En 1649, Descartes aceptó la invitación de la reina Cristina de Suecia que le ofrecía el puesto de tutor y profesor de Filosofía. Llegó a Estocolmo y muy pronto se dio cuenta que había cometido un grave error: el clima y las costumbres del país le afectaban su salud.

Un carruaje le recogía tres veces por semana, a las cinco en punto de la mañana. Para Descartes, que toda su vida se había levantado no antes de las diez, estos madrugones eran más de lo que podía soportar. “Se hielan hasta los pensamientos de los hombres”, decía. En Francia solía dormir hasta diez horas seguidas y pasaba las mañanas en cama, leyendo y pensando, como un buen filósofo (Bueno, algunos filósofos caminan como los peripatéticos. Lo importante es pensar, sea en la cama o en el jardín).

El frío del invierno sueco hizo que a los cuatro meses de estar allí, su salud se resintiese. Descartes cayó enfermo y al final murió de pulmonía el 11 de febrero de 1650. Eso, al menos, dice la versión oficial.

Algunos investigadores han especulado sobre la posibilidad de que Descartes hubiese sido envenenado por los luteranos para impedir que un católico influyese en la Reina Cristina.

Pasaron los siglos y el asunto se reavivó en 1980 cuando el científico alemán Eike Pies, al clasificar la correspondencia del médico holandés Willem Piso, del siglo XVII, en los archivos de la Universidad de Leyden en Holanda, dio con una carta escrita por el médico de la Reina Cristina, Johann van Wullen, dirigida a Willem Piso. En ella decía;

“Como usted sabe, varios meses atrás Descartes llegó a Suecia para rendir homenaje a Su Serena Majestad la Reina. Justo ahora, a la cuarta hora antes del alba, este hombre expiró. La Reina quiso ver esta carta antes de enviarla. Quiso saber qué escribí a mis amigos acerca de la muerte de Descartes. Me ordenó estrictamente evitar que mi carta cayera en manos de extraños”.

A continuación detallaba el progreso de la enfermedad final de Descartes: “Al pasar el quinto y sexto días, se quejó de mareo y de fiebre interna. Al octavo día, de hipo y vómito negro. Luego tuvo respiración inestable y la mirada extraviada, presagiando la muerte. Noveno día, todo estaba perdido. A la mañana del décimo día su alma regresó a Dios”.

En busca de otra opinión, Eike Pies tradujo la carta, omitió nombres, lugares y fechas, y la entregó a un patólogo, que llegó a la conclusión de que los síntomas descritos en la carta de Van Wullen corresponden a intoxicación aguda por arsénico. Estos síntomas, concluyó, no son los que se asocian con pulmonía. Ergo, el filósofo escéptico fue asesinado por cuestiones religiosas.

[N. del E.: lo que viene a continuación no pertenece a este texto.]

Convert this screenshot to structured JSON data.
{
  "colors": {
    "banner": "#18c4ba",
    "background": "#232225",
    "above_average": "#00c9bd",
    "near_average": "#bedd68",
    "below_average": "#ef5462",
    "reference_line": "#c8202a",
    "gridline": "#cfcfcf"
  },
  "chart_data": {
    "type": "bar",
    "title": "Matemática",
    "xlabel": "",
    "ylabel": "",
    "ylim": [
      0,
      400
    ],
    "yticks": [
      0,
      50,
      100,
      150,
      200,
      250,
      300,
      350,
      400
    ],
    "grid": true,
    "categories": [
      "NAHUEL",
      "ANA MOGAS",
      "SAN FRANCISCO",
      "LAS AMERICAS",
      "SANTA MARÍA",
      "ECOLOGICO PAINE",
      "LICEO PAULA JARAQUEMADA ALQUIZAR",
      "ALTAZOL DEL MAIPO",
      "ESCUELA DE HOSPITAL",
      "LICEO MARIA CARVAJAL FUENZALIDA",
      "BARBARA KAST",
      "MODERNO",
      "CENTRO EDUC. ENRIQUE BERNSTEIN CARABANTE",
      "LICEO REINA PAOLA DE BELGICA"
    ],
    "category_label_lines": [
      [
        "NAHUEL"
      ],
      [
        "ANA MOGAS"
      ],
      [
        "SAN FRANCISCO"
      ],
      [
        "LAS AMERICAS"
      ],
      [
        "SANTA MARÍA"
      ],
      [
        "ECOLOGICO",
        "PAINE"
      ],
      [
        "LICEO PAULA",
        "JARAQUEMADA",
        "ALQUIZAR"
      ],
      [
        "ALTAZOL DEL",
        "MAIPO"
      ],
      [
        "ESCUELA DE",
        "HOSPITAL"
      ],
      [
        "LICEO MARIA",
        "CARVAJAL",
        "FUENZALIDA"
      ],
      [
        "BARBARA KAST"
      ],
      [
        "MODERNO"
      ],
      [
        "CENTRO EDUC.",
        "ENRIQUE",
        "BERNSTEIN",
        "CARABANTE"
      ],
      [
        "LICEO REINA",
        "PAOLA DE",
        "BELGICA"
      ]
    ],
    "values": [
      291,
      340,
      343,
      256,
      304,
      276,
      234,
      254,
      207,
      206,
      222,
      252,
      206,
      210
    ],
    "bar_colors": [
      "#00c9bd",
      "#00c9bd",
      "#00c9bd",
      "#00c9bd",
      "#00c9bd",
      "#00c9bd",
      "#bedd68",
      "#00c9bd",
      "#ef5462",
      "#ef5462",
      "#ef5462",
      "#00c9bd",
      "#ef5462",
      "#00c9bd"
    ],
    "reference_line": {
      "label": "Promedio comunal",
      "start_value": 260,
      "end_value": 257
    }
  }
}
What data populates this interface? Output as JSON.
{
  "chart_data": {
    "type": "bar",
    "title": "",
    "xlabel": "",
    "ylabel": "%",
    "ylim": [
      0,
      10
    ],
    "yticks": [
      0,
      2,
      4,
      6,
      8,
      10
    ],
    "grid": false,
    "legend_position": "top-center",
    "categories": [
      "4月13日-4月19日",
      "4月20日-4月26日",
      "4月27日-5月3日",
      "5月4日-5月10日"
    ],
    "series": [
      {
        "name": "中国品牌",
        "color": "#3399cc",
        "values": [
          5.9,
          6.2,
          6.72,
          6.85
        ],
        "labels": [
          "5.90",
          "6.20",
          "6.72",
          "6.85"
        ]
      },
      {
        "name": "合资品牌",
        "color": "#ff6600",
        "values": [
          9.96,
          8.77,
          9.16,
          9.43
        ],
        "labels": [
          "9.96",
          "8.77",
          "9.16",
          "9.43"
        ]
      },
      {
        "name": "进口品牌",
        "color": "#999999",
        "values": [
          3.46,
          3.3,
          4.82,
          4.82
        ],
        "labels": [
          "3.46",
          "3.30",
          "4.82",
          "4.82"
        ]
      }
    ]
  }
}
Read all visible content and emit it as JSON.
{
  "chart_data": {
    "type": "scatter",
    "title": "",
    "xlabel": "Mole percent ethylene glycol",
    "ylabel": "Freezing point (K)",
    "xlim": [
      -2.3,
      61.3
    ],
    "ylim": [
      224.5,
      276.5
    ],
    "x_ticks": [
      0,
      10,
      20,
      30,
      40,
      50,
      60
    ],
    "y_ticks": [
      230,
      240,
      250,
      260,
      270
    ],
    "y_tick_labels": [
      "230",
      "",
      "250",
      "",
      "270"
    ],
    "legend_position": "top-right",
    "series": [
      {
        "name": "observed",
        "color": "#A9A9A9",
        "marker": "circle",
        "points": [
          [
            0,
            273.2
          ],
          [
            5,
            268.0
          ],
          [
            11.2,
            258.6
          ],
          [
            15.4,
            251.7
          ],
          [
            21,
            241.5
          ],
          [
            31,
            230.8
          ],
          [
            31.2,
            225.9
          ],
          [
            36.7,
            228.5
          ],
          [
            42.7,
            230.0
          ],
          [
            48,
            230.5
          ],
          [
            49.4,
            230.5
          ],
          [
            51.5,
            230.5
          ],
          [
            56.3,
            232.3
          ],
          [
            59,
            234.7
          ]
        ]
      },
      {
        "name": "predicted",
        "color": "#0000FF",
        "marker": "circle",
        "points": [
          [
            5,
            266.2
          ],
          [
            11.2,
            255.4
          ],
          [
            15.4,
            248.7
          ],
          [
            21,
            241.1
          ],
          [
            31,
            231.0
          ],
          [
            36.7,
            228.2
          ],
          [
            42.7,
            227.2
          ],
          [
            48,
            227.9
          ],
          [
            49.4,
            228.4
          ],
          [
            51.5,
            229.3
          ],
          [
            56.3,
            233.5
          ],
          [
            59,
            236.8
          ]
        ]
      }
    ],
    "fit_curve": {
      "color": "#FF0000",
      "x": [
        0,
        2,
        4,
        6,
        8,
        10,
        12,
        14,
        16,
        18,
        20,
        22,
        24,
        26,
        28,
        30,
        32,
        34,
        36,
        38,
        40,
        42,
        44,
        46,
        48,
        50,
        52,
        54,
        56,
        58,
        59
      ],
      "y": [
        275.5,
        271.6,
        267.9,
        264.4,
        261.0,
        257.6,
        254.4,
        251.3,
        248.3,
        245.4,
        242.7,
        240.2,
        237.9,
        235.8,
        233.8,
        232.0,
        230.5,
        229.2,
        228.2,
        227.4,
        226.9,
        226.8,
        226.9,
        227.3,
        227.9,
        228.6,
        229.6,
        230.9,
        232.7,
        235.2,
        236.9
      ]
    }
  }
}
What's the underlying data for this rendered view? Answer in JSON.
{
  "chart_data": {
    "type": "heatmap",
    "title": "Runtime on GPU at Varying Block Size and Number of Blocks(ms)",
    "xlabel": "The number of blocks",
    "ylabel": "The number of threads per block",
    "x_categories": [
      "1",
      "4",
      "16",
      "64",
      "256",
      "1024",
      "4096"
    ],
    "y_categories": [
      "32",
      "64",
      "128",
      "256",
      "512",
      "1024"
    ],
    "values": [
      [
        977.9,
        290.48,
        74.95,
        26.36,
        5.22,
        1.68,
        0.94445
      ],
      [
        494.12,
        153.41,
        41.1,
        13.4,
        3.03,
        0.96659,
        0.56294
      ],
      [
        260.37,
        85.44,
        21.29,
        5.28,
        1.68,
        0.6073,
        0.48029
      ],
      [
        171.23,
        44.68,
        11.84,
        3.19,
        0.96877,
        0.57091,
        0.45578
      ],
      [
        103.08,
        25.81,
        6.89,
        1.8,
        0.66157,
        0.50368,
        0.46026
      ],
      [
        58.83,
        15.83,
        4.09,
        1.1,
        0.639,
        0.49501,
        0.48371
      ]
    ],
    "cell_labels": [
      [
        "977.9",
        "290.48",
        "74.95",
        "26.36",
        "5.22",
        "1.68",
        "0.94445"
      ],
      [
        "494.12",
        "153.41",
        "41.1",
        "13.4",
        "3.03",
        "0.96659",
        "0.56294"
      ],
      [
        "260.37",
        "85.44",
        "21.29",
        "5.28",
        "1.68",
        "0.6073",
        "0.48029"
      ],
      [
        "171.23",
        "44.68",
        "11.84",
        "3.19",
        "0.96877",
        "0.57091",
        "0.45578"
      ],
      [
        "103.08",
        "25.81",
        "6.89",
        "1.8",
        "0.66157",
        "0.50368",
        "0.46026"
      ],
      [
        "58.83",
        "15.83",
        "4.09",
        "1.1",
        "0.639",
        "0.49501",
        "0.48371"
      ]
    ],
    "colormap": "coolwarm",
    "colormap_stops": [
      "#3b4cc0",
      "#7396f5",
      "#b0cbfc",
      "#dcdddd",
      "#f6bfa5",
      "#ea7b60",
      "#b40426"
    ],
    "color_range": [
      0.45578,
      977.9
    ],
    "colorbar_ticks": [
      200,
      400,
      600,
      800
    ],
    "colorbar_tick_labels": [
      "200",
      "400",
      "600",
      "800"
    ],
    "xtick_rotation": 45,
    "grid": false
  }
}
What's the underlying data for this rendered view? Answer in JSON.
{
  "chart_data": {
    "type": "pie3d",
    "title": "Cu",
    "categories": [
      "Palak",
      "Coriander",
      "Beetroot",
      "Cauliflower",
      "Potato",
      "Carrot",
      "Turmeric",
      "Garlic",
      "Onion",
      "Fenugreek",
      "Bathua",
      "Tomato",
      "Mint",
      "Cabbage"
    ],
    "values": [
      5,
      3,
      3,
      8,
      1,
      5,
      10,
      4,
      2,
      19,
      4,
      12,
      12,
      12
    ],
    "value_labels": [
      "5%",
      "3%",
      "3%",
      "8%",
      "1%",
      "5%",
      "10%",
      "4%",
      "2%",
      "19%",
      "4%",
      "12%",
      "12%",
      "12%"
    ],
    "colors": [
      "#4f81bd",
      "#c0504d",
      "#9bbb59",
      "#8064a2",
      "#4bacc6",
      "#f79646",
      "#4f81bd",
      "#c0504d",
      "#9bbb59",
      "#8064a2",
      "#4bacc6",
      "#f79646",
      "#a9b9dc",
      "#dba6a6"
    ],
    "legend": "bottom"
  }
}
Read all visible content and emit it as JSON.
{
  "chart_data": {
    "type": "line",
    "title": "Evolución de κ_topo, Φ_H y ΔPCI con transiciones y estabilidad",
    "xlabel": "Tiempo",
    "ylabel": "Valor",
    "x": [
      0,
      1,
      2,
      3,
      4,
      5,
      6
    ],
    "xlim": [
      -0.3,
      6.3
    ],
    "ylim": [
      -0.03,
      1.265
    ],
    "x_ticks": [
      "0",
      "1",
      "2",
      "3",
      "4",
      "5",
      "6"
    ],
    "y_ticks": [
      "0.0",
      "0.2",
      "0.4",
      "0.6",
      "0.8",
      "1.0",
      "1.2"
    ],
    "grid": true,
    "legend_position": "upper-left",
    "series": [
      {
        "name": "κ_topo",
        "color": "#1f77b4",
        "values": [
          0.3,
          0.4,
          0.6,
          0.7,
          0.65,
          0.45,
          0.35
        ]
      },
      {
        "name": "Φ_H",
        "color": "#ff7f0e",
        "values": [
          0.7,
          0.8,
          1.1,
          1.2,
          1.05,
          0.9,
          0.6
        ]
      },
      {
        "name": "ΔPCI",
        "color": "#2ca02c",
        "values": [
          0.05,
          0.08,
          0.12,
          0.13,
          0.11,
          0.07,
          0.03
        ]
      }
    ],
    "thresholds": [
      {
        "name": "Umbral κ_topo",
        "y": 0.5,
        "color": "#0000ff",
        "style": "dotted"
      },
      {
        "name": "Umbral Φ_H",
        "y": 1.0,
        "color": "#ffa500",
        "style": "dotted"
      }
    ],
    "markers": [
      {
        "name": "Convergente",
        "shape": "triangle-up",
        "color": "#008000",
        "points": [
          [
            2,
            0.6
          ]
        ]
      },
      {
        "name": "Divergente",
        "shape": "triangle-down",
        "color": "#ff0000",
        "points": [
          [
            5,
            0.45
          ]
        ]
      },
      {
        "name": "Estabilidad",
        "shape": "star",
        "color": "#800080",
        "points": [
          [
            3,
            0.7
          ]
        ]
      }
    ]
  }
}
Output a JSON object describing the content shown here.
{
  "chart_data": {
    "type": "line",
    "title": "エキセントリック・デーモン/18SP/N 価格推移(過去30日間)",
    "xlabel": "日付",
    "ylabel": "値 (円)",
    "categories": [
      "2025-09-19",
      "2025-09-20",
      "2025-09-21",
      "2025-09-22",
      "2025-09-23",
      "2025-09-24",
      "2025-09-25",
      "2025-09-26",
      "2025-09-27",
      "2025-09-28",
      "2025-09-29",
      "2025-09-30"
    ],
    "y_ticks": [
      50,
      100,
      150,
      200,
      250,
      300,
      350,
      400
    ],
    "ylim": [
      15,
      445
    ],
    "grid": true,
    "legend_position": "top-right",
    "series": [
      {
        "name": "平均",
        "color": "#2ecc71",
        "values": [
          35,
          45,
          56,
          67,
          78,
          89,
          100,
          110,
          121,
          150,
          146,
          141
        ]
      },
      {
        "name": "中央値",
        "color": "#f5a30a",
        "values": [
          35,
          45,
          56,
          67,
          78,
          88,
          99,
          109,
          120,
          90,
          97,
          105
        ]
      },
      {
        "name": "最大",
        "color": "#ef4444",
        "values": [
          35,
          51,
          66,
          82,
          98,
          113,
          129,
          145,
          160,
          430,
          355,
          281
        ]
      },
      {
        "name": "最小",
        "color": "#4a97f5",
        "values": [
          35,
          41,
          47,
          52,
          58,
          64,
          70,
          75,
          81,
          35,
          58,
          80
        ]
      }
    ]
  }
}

Para agregar otra incógnita a la vida y muerte de Descartes, es menester aclarar que la ajetreada cabeza del filósofo se encuentra en el Museo del Hombre de París. Si, amigo lector, el cuerpo está en el Panteón de París y la cabeza a 2 dos kilómetros de distancia, frente a la Torre Eiffel, después de haber vagado en tabernas y prostíbulos. Sí, leyó bien, la cabeza del filósofo fue expuesta en un prostíbulo… pero esa es otra historia.

Estudios de tomógrafo demostraron que dicha testa tenía un tumor -un osteoma gigante- en un seno atrás de la nariz. ¿Acaso este tumor tuvo algo que ver con el extraño episodio jaquecoso que generó su percepción filosófica? Una hipótesis aventurada, pero que no deja de inquietarnos. Tenemos una mente tan sólida, capaz de increíbles proezas científicas y filosóficas pero que, a la vez, es tan sensible a los caprichos de las enfermedades.